На железнодорожной станции, куда Федор и Таня вышли к полудню, ему удалось посадить ее, вернее, втолкнуть в пассажирский вагон. Теперь она разревелась и все выкрикивала свой московский адрес: "Новослободская, семь... Новослободская..." Ее со всех сторон стиснули в тамбуре, она высовывалась из-под локтя какого-то высокого старика, растрепанная, с мокрыми дорожками на щеках от слез, смешавшихся с пылью. А Федор бежал рядом с вагоном, набиравшим скорость, и совал ей в руку хлеб и сало...
Так и началось и так, больше чем на десяток лет, оборвалось их знакомство. Орлов и себе не сумел бы объяснить, почему эта девушка - не бог весть какая красавица и умница (а он к своим тридцати годам повидал уже кое-что в жизни, побывал в столичных городах, отдыхал на курорте в Крыму, да и у себя в селе не мог пожаловаться на женское невнимание), - почему именно она, доверчивая и беспомощная, навсегда обосновалась в его душе. Может быть, так случилось потому, что и сам он, молодой, в расцвете сил мужчина, нуждался в те первые дни страшной катастрофы войны в доверии и поддержке, - он, как и все, слишком многое безвозвратно терял - и его самого странным образом укрепила эта чужая вера в его силы и поддержала эта чужая беспомощность. Так или иначе, но он помнил о доверившейся ему девушке во все дальнейшие годы; несколько раз он писал ей из армии и, не получив ответа, объяснил ее молчание тем, что она, вероятно, эвакуировалась из Москвы, - он платил доверием за доверие. И когда ему приходилось особенно трудно, в часы наибольших опасностей и страданий - перед атакой, или в госпитале перед операцией (ему собирались ампутировать руку), или - что было еще ужаснее - в немецком плену, ожидая в карцере порки за побег, или в ночь перед повешением за второй побег (его спасла случайность: охрана попросту позабыла о нем - шли уже последние дни войны), - он, Орлов, возвращался мыслями все к той же девушке из заколдованного леса под Пуховом. Она поселилась в его тосковавшей памяти там же, где жила память о родном селе, о матери, проводившей его до калитки, вцепившейся пальцами в кривоватые стойки плетня, о тихих морозных рассветах на зимней охоте, о праздниках - и первомайском и храмовом, престольном, когда он, в чистой рубахе, в новом пиджаке, выбритый до сияния на скулах, выходил в полдень на улицу, где уже играл баян; о кинокартине "Чапаев", которую он смотрел несчетное число раз, о своем слесарном инструменте, что дожидался в чуланчике его возвращения, о школе, о детстве, о засевших в голове, малопонятных и дивных строчках:
У лукоморья дуб зеленый,
Златая цепь на дубе том...
Словом, девушка-подберезовик слилась, соединилась с тем, что было содержанием, красотой и богатством всей жизни Орлова, что и в смертном одиночестве приманивало жить.
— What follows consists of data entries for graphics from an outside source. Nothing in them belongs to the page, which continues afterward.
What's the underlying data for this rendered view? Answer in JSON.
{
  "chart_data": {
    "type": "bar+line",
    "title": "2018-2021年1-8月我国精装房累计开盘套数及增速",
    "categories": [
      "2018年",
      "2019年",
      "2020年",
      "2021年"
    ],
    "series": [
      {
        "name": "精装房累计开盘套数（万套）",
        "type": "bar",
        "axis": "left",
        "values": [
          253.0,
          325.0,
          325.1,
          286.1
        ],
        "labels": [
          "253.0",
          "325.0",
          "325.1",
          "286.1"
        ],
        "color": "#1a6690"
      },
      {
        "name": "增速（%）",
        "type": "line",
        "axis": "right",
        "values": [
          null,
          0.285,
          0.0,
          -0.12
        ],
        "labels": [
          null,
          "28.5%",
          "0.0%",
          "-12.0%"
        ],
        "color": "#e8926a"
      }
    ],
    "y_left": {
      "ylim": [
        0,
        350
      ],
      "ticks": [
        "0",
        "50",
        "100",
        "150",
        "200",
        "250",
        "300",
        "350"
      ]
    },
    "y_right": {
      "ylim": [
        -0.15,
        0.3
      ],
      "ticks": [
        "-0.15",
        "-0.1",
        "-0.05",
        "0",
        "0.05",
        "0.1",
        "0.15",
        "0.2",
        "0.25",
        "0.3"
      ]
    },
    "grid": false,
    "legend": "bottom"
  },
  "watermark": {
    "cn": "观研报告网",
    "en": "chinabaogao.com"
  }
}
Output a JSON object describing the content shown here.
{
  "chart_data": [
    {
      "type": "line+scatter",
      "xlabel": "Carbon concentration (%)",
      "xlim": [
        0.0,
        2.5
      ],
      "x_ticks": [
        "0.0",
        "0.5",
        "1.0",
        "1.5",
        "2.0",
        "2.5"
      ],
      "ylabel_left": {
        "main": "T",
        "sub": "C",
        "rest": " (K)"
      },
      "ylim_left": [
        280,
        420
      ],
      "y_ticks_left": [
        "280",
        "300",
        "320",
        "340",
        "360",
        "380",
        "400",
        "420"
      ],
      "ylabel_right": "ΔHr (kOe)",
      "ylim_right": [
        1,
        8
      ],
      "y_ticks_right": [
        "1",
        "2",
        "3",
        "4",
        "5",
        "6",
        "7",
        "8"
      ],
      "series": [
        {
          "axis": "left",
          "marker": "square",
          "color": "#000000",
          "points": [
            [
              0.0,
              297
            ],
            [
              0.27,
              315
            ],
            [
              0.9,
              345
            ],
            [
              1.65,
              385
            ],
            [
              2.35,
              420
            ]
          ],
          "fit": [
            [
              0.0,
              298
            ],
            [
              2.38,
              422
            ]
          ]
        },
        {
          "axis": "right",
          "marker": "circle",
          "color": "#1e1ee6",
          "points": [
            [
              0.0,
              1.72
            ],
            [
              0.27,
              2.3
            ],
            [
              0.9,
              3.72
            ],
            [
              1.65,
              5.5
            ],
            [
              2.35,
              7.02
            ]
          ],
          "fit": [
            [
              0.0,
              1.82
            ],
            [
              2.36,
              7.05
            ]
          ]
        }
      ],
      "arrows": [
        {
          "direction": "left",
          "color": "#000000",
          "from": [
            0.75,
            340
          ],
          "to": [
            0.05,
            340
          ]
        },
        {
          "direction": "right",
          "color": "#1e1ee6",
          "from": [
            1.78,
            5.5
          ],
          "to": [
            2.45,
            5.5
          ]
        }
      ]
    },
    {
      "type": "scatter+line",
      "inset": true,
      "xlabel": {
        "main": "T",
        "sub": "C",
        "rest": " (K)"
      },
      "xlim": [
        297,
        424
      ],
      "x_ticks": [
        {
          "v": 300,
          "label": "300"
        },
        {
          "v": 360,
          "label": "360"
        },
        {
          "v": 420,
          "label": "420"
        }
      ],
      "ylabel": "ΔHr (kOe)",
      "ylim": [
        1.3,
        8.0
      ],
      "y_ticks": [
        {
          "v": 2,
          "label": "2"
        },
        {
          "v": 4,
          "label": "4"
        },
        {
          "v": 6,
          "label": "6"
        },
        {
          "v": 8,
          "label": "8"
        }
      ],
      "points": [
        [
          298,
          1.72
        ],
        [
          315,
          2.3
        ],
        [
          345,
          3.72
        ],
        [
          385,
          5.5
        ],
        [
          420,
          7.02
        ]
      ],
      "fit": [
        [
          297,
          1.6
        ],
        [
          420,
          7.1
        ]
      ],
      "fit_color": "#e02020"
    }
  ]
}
После окончания войны, выйдя из лагеря на Колыме (куда он был отправлен за то, что ударил бессовестного лейтенанта, подозревавшего в измене всех, кто уцелел в немецком плену), он вскоре приехал в Москву; на нем был тесный, не по росту костюм, солдатские, подбитые железом ботинки и на лацкане пиджака - возвращенный ему орден Красного Знамени. Позвал Орлова в столицу, пообещав работу и жилье в общежитии, один из его фронтовых друзей. И Федор Григорьевич не долго раздумывал над этим приглашением, тем более что в родных местах никого почти у него не осталось - старики жили с его старшей замужней сестрой далеко за Волгой. Поначалу он, однако, не собирался как будто разыскивать Таню, здравый смысл противился желанию повидать ее - слишком уж непродолжительным было их знакомство и слишком долгой разлука. Прошел месяц и другой, прежде чем он, не совладав со все возраставшим искушением, набрался духу и отправился на поиски. В домоуправлении на Новослободской, семь, ему сказали, что Татьяна Павловна Жукова давно уже выбыла и проживает на Таганке; с Таганки его послали на Земляной вал, и здесь наконец-то в маленькой, заставленной старой мебелью, увешанной картинами квартирке на втором этаже ветхого, деревянного дома Орлов вновь, спустя тринадцать лет, встретился с Таней.
Она мгновенно вспомнила его, обрадовалась, усадила пить чай, расспрашивала и сокрушалась, слушая его скупые ответы, познакомила его со своим шестилетним сыном. А у Орлова было такое чувство, точно только теперь, в этой незнакомой чужой квартирке на Земляном валу, окончились его тринадцатилетние скитания - он словно бы все годы шел сюда, маршировал, полз, убегал, прорываясь сквозь бесчисленные преграды. И его потрясло сознание: пробился, дошел, несмотря ни на что, через все сто смертей...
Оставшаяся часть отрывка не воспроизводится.